6 Mayıs 2015 Çarşamba

Gülten Dayıoğlu-Dört Kardeştiler Kitabı Özeti,olay örgüsü, kişiler,yer ve zaman (tahlili)

Yazar: smntsn
OLAY ÖRGÜSÜ
                Eserde olayların etrafında döndüğü aile Yılmaz ailesidir. Bu aile dört çocuk sahibidir. En büyük kardeş Feten’dir.  Anne Hasibe, dördüncü çocuğunu doğurduktan sonra ölür. Artık sorumluluk dedesiyle birlikte Feten’dedir. Feten’in babası köyde koruculuk yapmaktadır. Babası bir süre sonra köydeki çatışmada şehit edilmiştir. Feten ve dedesi kardeşlere bakamaz olurlar ve onları evlatlık vermeye karar verirler. Bir küçük kardeşiyle kalan Feten, geçimlerini çobanlık yaparak sağlamaya çalışırlar. Bu arada dede iyice yaşlanmıştır ve ölür. Dedenin emaneti olan Feten, muhtar tarafından evlatlık verilir.  İstanbul’da bir aileye besleme olarak verilir. Bu aile Feten’e kötü davranmaktadır ve onun dışarı çıkmasını da engellemektedirler… Bir gün Feten evde kilitliyken yangın çıkar ve neyse ki hafif yanıklarla kurtulur. Yine de hastanede uzun bir süre geçirir ve bir süre sonra doktorların da ilgisi ile köyüne gönderilir.

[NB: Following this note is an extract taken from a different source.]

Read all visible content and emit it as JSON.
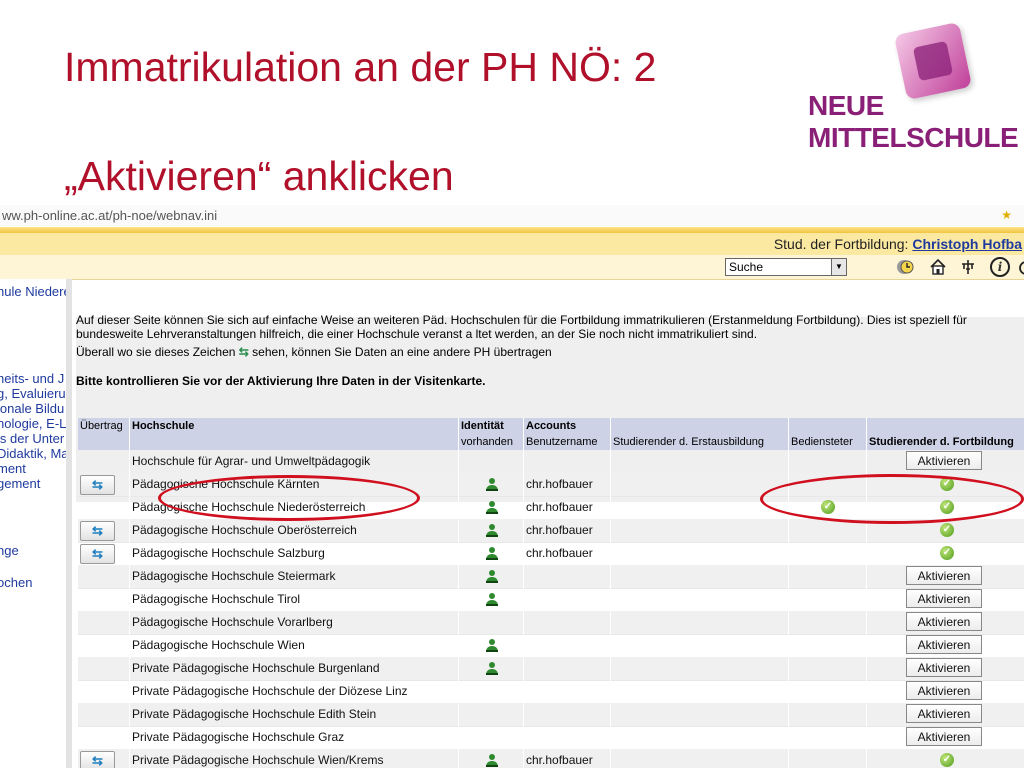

A.      ESERİN İÇERİĞİ ve EĞİTSEL BOYUTU
                Eserde, yetim kalan çocukların hayat ile mücadeleleri, karşılaştıkları zorluklar ve onları aşmalarındaki güçlükler, çocuklara uygulanan şiddet ve kötü davranışlar, köyde yaşamanın zorlukları ve köylünün hayata yaklaşım açısı konu edinilmiştir.
                Feten isimli karakterin gösterdiği üstün çaba (çalışıp kardeşlerine bakma, zorluklara göğüs germe) eğitsel açıdan önem arz etmektedir. Bu eser okunduğunda kişide yardımlaşma isteği ve sorumluluk alma isteği kazandırabilir. Yeni yetişenlere örnek alabilecekleri davranışlar kazandırabilir.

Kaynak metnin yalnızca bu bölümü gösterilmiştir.